Compute $e^5$ to 2 decimal digits precision

Question

How to compute $e^5$ without calculator with 2 decimal digits precision?

I was thinking about Taylor series: $e^x=\Sigma_{k=0}^\infty \dfrac{x^k}{k!}$ , but it doesn't work.

(It's an interview question.)

Answer 1

For starters, $e - s_n = \frac{1}{(n+1)!} + \frac{1}{(n+2)!} + ... < \frac{1}{(n+1)!} * \{1 + \frac{1}{n+1} + \frac{1}{(n+1)^2} + ...\} = \frac{1}{n!n}$, where $s_n$ is the nth partial sum of taylor series for $e$. See if you can use this to approximate $e^5$.

Answer 2

You should trust the Taylor Series expansion more, it is simpler than you probably think. If $e^x$ is approximately $1+x+{x^2}/{2}+{x^3}/{6}+...$, we can approximate your expression as $1+5+12.5+125/6+625/24=18.5+(20+5/6)+(20+145/24)$ which is approximately $59.3+6$. The next term will be $3125/120$, after which is $15625/720$, after which is about $78000/5000$. The terms now become smaller and smaller as the factorial is being multiplied faster than 5 each term.

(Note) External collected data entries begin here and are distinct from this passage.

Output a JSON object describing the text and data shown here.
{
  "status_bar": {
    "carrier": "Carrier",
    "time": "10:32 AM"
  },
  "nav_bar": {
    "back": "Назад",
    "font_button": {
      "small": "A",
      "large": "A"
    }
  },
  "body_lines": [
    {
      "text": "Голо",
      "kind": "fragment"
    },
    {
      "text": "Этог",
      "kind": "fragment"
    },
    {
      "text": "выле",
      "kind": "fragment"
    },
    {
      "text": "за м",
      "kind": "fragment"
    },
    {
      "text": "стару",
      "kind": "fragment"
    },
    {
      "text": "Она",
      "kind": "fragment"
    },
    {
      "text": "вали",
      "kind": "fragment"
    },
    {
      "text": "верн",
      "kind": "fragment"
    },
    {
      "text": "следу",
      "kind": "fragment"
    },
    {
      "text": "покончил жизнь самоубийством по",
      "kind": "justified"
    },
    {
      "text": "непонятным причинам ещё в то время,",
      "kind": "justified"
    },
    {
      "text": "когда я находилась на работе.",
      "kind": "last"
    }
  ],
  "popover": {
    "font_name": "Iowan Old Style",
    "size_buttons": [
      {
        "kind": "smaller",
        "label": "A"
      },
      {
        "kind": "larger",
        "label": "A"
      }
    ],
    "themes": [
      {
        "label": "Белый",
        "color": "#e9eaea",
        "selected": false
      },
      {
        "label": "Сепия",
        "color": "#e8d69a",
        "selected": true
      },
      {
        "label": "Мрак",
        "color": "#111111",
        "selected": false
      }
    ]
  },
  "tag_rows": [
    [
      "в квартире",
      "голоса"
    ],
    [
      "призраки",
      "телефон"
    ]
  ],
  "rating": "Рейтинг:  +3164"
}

Some rough guessing gives $65.3+27+22+16$. Perhaps we can guess the next terms can continue to get smaller such as $10,5,2$ and $1$. Adding these up yields $142.3$. If you feel lucky and throw in an extra $5$ for the infinite terms, you will be only $1.03$ lower than the actual value of $148.3362...$.

No calculator used until the very last "actual" figure.